Classic Computer Science Problems in Java

Download Classic Computer Science Problems in Java PDF Online Free

Author :
Publisher : Simon and Schuster
ISBN 13 : 1638356548
Total Pages : 262 pages
Book Rating : 4.6/5 (383 download)

DOWNLOAD NOW!


Book Synopsis Classic Computer Science Problems in Java by : David Kopec

Download or read book Classic Computer Science Problems in Java written by David Kopec and published by Simon and Schuster. This book was released on 2020-12-21 with total page 262 pages. Available in PDF, EPUB and Kindle. Book excerpt: Sharpen your coding skills by exploring established computer science problems! Classic Computer Science Problems in Java challenges you with time-tested scenarios and algorithms. Summary Sharpen your coding skills by exploring established computer science problems! Classic Computer Science Problems in Java challenges you with time-tested scenarios and algorithms. You’ll work through a series of exercises based in computer science fundamentals that are designed to improve your software development abilities, improve your understanding of artificial intelligence, and even prepare you to ace an interview. As you work through examples in search, clustering, graphs, and more, you'll remember important things you've forgotten and discover classic solutions to your "new" problems! Purchase of the print book includes a free eBook in PDF, Kindle, and ePub formats from Manning Publications. About the technology Whatever software development problem you’re facing, odds are someone has already uncovered a solution. This book collects the most useful solutions devised, guiding you through a variety of challenges and tried-and-true problem-solving techniques. The principles and algorithms presented here are guaranteed to save you countless hours in project after project. About the book Classic Computer Science Problems in Java is a master class in computer programming designed around 55 exercises that have been used in computer science classrooms for years. You’ll work through hands-on examples as you explore core algorithms, constraint problems, AI applications, and much more. What's inside Recursion, memoization, and bit manipulation Search, graph, and genetic algorithms Constraint-satisfaction problems K-means clustering, neural networks, and adversarial search About the reader For intermediate Java programmers. About the author David Kopec is an assistant professor of Computer Science and Innovation at Champlain College in Burlington, Vermont. Table of Contents 1 Small problems 2 Search problems 3 Constraint-satisfaction problems 4 Graph problems 5 Genetic algorithms 6 K-means clustering 7 Fairly simple neural networks 8 Adversarial search 9 Miscellaneous problems 10 Interview with Brian Goetz

Python for Data Science

Download Python for Data Science PDF Online Free

Author :
Publisher :
ISBN 13 : 9781708623265
Total Pages : 156 pages
Book Rating : 4.6/5 (232 download)

DOWNLOAD NOW!


Book Synopsis Python for Data Science by : Mik Arduino

Download or read book Python for Data Science written by Mik Arduino and published by . This book was released on 2019-11-15 with total page 156 pages.

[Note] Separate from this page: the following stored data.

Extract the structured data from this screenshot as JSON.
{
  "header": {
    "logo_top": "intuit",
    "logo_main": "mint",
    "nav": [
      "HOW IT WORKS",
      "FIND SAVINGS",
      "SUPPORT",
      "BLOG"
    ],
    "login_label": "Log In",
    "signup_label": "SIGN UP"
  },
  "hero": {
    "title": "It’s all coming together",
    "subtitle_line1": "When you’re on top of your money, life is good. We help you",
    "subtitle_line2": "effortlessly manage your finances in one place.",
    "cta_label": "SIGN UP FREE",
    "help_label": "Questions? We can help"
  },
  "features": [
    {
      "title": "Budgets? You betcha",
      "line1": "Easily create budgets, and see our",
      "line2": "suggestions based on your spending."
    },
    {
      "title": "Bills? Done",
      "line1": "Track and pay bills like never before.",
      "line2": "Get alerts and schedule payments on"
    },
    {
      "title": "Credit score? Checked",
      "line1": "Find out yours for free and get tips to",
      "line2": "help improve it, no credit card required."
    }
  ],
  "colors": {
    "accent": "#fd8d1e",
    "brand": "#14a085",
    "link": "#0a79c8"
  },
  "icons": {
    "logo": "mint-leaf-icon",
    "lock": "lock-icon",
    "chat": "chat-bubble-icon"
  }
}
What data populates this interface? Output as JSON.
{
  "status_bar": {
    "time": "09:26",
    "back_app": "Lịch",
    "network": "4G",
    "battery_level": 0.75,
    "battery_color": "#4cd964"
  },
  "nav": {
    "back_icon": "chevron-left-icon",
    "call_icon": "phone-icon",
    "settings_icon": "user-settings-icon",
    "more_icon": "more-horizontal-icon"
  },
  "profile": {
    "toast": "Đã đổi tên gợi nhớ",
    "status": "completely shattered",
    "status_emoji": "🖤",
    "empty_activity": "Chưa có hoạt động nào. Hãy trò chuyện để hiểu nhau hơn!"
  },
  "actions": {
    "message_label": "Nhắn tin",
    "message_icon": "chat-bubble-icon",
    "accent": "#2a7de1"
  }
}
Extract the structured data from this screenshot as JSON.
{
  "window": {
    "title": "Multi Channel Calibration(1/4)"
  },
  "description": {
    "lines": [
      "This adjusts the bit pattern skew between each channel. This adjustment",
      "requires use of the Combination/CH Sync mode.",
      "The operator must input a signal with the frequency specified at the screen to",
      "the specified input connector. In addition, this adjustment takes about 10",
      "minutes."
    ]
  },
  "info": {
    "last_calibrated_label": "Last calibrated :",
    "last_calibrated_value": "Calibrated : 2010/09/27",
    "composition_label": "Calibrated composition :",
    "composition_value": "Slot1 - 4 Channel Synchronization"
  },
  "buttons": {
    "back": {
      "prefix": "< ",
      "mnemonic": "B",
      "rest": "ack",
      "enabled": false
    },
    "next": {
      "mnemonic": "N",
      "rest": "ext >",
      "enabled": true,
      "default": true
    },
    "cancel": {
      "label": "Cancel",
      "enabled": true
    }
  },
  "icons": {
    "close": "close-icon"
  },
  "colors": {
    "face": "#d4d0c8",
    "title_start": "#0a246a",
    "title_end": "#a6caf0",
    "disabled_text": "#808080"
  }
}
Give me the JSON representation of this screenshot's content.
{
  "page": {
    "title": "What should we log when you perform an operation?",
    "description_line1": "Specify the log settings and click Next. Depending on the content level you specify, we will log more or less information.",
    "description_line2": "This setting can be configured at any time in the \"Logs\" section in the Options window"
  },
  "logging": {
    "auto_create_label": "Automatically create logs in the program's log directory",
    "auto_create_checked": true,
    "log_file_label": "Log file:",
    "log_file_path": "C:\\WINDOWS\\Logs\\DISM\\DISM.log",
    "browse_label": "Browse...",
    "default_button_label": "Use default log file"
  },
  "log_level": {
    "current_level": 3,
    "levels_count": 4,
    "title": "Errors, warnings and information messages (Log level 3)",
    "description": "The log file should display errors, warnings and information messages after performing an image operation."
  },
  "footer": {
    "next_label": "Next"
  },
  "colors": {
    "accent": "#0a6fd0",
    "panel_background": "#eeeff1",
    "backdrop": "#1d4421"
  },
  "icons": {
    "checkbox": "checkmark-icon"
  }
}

Available in PDF, EPUB and Kindle. Book excerpt: If you are tired of reading without understanding and want to learn the value of big data and artificial intelligence simply and quickly, then keep reading... Today 91% of Python programmers are not quite prepared. This is what the IT companies say, according to a recent survey. Do you know why? The reason is that they have no notions of artificial intelligence, so future programmers will no longer find work without having knowledge of this particular field that is constantly evolving. Artificial intelligence has made great strides over the years, and by 2024 it is estimated that 77% of programmers will have to be experts in this field to implement it in the various programming languages. So if you are such a programmer or aspirant and ignore the importance that Python data analysis and artificial intelligence have in our future, then you will be cut off from the business world. The solution? You need to learn these things and, above all, do it in a clear, simple, and practical way. The goal of Python for Data Science is to give you an advanced level training on Python, artificial intelligence, and deep machine learning as quickly as possible. What are some points you will learn in this book? - Artificial Intelligence: How Does it Work? How is it Used? - The Key Elements of Machine Learning - Machine Learning vs Deep Learning - Data Science vs Business Intelligence - The Data Science Lifecycle - The Value of Big Data Explained to a Child - 4 Tips for Data Cleaning and Organizing Your Data - Python Data Analysis 360° - 6 Different Machine Learning Algorithms - How to Handle Data Visualizations Python for Data Science is perfect for those who already look to the future and want to ensure a job for the next 20 years by beating the competition, even if you know nothing about computer codes and you have never turned on a computer in your life. Would You Like to Know More? Download now to find out about Python for Data Science. Scroll to the top of the page and hit the Buy Now button.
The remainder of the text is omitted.